AFTER a week visiting businesses across my constituency, it is clear that the substitution of hard-headed strategy by Brexit bravado is likely to do irreparable damage.
Of course a fall in the value of the pound means it is cheaper for tourists to visit the UK and more expensive for UK residents to visit Europe, which will undoubtedly boost the south west’s vital hospitality businesses. 
However, I also visited a company that imports food for wholesalers and hospitality outlets. They have seen the prices they pay increase by 10 per cent. The sudden change meant they were not able to pass the increase down the supply chain, which has led to a substantial hit on their business.
My visits reinforced the large number of small but highly skilled manufacturing companies we have in the south west. 
Contrary to popular myth, UK manufacturing is placed 11th in the global league table and accounts for 54 per cent of UK exports. 

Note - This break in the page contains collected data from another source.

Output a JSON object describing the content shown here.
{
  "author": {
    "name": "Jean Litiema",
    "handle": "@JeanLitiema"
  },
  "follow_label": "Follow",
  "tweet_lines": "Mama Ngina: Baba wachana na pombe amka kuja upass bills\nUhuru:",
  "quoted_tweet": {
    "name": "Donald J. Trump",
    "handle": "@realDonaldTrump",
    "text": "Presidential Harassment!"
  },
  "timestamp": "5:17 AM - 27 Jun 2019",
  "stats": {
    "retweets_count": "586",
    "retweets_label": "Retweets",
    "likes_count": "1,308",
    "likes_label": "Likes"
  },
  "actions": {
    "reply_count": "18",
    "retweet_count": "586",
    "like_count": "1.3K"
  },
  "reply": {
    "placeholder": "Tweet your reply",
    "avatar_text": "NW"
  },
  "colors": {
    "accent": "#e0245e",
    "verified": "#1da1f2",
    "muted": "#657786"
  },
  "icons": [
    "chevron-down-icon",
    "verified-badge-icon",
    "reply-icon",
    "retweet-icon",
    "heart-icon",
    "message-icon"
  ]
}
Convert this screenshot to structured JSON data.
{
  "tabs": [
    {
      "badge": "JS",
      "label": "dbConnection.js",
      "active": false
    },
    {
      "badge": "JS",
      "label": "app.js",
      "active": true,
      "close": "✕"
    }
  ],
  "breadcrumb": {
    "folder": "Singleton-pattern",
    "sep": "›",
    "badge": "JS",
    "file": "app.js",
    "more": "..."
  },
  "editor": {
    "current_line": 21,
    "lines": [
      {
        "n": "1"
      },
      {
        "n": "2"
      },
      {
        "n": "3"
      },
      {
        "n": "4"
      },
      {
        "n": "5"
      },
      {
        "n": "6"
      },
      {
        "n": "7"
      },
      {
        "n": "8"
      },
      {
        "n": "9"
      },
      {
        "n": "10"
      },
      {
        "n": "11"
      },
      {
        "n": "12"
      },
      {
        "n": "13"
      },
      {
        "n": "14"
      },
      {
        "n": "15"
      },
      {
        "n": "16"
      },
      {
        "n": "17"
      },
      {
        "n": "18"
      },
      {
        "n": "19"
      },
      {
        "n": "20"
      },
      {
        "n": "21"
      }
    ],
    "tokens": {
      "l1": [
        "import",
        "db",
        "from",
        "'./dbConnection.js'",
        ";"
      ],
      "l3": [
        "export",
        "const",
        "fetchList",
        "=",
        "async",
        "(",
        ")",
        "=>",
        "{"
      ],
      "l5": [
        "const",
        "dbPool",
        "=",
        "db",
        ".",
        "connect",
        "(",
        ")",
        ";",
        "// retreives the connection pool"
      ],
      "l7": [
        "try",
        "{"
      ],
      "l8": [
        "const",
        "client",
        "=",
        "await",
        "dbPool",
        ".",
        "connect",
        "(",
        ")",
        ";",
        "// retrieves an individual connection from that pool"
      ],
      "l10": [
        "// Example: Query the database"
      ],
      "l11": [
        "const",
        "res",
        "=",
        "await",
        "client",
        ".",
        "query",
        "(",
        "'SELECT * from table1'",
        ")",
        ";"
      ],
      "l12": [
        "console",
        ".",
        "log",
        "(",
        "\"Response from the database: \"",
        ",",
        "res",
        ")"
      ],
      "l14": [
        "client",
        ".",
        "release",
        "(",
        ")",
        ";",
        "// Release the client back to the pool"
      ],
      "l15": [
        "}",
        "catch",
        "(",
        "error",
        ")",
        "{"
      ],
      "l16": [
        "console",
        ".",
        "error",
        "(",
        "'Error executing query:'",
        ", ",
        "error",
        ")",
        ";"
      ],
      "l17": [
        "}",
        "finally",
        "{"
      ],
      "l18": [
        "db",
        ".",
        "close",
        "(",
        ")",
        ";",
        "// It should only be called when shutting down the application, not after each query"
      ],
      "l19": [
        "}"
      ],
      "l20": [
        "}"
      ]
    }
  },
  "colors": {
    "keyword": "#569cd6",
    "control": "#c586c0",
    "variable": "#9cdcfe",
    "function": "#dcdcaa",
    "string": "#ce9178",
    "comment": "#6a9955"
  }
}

But UK manufacturing is highly vulnerable because so many companies are owned by foreign parent companies. 
Why would these companies accept the instabilities thrown up by Brexit rather than offshore jobs to Poland or Lithuania?
Brexit is the final nail in the coffin of the myth that the Conservatives are the Party of business. 
The promises of rapidly increasing markets in Australia or China ring hollow because the reality for so many businesses is their compass is set firmly on European markets. Exeter, Plymouth and Bristol are the top three cities in the UK exporting to the EU.
Ex-Prime Minister John Major has put the Brexit shambles succinctly: “Obstacles are brushed aside as of no consequence, whilst opportunities are inflated beyond any reasonable expectation of delivery.”